What do people need from product / design process?

Product design vs. UX design - blurry lines, everyone is not on the same page. Different people need different things from the process to provide good input.

  • Pavish
    • Have a good understanding of users
    • Understand user problems, solve problem in this particular way.
    • This is the way we direct the user to do it.
    • Think about UI problems from a user perspective.
    • We talk a lot, we could’ve just implemented something and waited for user feedback, pick up quick solution instead of before implementing it.
  • Brent
    • Good understanding of users
    • As engineers, We think too low level, features, specific flows, what page they are when. What’s possible on the DB, how they fit into what page into they’re on.
    • Users don’t want to create roles or create tables or read tables, they want to manage their sales process (e.g.) and protect their data.
    • User stories should be a crucial part of a healthy design process.
    • Personas. Sally wants to do X.
    • Person working on product spec should also do data model.
  • Sean
    • Very clear process for Sean’s brain.
    • Problem that the user has - can be user stories, can be inside the head.
    • Product design - what can the user do with the product to solve the problem.
      • e.g. Users can set Postgres roles to be owners.
      • People can associate Mathesar users with PostgreSQL roles.
    • Product design tightly integrated with data model.
      • That’s why the focus was on encapsulation.
      • What question, not a how question.
    • UX - answering the “how” question.
      • UX questions fall into place more clearly once product design is done.
      • Modal, save button, etc.
    • Graphic design - colors, icons, etc.
    • New DB connection form spec followed this pattern.
      • Had a data model, the first thing presented in the spec.
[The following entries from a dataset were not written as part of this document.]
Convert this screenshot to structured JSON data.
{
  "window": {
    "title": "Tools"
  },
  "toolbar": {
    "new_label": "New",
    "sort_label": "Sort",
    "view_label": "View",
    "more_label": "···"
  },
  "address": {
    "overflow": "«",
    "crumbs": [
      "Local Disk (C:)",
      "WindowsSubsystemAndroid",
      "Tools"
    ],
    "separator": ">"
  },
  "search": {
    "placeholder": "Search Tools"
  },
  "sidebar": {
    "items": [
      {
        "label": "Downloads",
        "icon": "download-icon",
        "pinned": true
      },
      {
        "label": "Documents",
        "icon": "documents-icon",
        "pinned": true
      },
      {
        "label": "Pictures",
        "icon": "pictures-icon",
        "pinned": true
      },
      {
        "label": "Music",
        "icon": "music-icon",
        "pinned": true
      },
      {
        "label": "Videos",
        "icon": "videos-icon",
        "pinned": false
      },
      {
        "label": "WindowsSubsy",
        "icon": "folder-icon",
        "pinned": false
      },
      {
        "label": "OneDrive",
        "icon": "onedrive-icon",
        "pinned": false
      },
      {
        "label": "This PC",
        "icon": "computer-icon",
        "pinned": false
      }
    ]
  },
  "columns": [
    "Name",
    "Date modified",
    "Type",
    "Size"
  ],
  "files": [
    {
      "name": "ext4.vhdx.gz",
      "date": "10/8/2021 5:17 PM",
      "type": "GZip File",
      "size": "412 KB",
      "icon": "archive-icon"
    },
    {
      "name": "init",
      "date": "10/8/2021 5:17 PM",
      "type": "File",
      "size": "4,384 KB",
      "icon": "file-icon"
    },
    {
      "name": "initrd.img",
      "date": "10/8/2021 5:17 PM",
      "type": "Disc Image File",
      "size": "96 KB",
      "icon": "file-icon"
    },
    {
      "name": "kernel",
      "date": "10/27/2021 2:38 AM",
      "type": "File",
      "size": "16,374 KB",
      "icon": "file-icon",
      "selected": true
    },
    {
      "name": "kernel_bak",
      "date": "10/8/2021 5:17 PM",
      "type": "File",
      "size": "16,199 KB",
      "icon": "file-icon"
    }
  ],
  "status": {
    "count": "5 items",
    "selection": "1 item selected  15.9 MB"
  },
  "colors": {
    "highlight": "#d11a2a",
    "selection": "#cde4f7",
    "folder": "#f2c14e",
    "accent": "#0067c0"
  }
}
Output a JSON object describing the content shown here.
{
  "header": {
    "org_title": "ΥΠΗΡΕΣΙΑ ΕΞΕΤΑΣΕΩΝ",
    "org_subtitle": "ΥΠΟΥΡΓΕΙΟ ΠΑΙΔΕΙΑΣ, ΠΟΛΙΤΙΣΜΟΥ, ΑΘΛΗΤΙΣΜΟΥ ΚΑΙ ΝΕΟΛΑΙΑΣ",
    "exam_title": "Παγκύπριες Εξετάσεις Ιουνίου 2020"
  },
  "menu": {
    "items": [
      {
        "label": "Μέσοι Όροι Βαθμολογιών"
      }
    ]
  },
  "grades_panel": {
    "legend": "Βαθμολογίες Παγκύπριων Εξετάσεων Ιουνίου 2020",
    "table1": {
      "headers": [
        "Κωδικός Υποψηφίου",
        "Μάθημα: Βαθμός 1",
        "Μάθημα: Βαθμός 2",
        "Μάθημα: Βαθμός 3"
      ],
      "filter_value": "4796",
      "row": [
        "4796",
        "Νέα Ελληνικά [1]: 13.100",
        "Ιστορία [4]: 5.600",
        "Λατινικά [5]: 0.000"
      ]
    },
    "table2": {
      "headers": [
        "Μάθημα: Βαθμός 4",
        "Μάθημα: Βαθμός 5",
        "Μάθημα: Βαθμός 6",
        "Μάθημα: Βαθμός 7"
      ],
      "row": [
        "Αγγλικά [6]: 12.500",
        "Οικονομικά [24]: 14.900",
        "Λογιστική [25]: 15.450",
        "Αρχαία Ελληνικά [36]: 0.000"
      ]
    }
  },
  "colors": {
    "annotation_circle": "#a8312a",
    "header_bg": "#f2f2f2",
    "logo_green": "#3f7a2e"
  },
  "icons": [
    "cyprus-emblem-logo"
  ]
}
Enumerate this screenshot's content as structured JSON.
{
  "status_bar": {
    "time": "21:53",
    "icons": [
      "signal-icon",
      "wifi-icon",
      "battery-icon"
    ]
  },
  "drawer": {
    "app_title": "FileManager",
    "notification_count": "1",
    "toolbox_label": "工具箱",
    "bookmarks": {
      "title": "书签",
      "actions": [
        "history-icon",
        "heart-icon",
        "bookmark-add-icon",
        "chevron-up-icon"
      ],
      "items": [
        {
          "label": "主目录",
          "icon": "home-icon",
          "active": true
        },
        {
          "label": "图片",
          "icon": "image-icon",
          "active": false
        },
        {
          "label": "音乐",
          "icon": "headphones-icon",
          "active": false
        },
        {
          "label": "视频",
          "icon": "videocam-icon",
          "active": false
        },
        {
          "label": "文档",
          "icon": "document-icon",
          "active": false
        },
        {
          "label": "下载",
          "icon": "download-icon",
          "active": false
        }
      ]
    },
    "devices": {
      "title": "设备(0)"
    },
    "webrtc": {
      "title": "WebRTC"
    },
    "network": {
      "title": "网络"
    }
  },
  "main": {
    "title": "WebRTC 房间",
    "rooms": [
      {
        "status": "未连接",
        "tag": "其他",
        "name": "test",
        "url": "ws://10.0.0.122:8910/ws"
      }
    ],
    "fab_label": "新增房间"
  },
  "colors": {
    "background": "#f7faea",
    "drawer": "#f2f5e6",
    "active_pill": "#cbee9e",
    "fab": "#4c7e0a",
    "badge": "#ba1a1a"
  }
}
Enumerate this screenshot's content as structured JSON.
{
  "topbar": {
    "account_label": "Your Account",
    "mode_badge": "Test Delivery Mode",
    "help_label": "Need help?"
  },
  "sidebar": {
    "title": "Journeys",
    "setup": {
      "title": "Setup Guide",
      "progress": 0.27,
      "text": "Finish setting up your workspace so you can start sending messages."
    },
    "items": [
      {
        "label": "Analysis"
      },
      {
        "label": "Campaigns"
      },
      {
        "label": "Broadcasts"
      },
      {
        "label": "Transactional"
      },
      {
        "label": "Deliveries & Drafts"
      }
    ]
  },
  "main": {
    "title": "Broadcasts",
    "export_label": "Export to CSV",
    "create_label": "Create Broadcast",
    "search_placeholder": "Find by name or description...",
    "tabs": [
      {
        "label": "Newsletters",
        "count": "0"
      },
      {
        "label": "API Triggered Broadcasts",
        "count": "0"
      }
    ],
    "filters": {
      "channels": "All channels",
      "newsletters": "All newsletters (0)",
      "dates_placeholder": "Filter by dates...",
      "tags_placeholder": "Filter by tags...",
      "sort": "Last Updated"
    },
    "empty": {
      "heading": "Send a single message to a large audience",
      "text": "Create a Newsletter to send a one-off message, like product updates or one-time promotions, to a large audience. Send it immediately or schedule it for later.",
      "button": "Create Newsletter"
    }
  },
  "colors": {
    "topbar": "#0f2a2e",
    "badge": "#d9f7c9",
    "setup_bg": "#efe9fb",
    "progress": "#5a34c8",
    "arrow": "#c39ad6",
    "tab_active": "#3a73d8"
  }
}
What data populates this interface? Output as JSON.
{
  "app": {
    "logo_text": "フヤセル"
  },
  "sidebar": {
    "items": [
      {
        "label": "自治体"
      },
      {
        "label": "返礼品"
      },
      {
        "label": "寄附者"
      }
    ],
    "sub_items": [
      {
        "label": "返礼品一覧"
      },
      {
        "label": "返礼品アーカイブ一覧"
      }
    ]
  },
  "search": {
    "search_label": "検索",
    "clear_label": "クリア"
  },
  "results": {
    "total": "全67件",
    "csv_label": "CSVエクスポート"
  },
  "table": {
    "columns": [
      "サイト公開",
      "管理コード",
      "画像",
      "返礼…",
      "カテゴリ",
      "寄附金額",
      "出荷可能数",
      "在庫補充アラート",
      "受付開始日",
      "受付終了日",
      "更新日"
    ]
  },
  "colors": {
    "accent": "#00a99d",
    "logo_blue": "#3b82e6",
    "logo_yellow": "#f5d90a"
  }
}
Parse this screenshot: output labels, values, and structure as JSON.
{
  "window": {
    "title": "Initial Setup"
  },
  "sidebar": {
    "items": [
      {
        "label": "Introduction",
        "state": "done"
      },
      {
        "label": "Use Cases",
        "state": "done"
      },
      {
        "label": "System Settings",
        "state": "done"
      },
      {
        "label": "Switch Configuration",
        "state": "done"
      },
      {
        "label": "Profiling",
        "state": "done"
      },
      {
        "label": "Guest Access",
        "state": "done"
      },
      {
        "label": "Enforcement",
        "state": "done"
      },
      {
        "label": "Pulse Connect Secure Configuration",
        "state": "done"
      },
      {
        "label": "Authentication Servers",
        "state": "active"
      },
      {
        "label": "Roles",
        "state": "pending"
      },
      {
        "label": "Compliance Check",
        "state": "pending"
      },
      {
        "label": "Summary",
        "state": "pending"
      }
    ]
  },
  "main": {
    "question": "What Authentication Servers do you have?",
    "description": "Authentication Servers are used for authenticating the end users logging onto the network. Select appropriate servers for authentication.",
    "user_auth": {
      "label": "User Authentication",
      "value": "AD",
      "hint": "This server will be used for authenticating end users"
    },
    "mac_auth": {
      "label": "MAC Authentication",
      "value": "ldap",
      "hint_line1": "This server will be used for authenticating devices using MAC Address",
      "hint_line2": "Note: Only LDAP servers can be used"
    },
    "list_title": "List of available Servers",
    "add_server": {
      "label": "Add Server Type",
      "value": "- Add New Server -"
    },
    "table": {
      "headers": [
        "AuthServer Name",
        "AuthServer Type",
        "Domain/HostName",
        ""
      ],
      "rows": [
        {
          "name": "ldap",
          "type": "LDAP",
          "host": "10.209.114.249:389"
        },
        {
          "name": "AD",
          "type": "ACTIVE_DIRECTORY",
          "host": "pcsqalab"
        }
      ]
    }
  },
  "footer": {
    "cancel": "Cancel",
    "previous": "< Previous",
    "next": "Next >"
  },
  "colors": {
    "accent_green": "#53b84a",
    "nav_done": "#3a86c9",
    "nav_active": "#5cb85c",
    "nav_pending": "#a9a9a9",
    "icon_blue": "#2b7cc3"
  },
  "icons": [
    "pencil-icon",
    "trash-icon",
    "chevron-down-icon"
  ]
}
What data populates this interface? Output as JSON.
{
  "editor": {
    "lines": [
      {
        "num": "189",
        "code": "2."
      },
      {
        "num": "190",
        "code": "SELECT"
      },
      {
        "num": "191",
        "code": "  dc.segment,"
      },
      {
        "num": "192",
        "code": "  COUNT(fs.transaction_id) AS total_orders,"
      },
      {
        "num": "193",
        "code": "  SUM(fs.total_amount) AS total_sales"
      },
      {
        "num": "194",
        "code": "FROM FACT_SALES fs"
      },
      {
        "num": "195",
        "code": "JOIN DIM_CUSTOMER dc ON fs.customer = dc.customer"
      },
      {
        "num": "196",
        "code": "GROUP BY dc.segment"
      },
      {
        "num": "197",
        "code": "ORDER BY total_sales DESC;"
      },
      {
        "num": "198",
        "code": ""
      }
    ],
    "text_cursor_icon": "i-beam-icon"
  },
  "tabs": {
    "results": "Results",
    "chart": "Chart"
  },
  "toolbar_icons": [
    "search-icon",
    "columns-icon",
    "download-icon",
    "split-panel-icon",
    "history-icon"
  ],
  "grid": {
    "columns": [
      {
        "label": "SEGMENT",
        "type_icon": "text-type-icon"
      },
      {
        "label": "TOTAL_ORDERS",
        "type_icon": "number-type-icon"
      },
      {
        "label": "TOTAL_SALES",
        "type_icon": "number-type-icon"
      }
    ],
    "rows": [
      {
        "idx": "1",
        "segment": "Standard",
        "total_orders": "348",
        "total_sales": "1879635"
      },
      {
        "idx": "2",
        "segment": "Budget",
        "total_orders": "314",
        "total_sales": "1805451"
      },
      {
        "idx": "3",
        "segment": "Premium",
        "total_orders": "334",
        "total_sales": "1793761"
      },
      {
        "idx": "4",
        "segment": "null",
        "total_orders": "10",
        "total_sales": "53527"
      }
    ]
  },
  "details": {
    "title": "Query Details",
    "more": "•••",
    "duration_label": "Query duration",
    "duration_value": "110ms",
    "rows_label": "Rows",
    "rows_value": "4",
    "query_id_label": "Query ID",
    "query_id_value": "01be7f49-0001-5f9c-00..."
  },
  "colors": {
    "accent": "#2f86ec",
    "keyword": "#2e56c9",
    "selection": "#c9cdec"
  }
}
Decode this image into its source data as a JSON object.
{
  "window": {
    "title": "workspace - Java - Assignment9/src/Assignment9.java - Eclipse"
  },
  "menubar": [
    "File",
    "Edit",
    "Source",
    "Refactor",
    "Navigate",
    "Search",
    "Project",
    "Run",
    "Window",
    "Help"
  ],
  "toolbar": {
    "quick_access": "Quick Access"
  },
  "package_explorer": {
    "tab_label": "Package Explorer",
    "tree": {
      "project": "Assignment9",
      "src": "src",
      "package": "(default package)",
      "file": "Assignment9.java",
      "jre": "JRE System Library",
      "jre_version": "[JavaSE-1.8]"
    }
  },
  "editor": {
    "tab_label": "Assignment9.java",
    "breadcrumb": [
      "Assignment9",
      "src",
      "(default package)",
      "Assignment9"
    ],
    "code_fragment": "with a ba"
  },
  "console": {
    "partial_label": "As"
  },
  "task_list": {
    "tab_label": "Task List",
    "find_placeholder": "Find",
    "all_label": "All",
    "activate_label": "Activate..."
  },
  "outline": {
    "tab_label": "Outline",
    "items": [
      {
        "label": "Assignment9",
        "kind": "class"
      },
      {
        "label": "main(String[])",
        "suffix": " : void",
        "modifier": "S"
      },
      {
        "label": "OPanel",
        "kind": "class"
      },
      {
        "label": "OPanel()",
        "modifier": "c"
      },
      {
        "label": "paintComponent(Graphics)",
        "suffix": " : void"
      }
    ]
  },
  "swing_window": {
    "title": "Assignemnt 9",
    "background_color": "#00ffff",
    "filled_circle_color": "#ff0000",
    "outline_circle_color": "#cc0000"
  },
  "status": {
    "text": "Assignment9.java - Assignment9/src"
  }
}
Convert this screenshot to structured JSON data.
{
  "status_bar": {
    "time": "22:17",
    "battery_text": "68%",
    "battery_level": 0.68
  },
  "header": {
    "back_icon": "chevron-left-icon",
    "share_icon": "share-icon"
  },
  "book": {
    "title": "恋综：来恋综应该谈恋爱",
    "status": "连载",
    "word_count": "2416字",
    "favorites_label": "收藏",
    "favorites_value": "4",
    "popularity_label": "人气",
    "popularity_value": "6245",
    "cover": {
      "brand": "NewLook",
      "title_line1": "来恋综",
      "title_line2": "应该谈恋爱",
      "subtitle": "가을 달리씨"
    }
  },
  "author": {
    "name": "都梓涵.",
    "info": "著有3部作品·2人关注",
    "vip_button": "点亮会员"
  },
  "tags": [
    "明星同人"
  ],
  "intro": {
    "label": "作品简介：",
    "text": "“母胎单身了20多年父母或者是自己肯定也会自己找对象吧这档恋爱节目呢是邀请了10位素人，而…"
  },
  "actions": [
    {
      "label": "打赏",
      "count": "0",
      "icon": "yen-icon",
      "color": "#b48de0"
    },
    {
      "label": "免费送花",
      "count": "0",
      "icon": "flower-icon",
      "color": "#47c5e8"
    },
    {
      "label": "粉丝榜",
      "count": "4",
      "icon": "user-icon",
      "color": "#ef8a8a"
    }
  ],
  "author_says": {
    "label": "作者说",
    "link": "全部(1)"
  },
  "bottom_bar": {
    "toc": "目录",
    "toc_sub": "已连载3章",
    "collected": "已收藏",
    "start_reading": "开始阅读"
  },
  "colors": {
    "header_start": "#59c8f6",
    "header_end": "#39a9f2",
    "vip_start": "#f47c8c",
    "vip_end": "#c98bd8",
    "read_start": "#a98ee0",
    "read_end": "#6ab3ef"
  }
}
Problem and product design was not really specified since there was precedent. Then mockups with UX and graphic design.
  • Anish
    • Seems like we want opinions from real users rather than hypothetical users.
    • We could use Mathesar in our team. Set up some kind of project that we can all use Mathesar for.
    • Coming up with concepts - help us with workflow.
  • Ghislaine
    • Separation of steps like Sean mentioned.
    • Data model would have helped Ghislaine understand technical issues.
    • Boundary sounds useful.

How do we structure future projects?

  • We need to focus on requirements - how to get to clear requirements from nebulous ideas.
  • We’ll continue this closer to / after beta.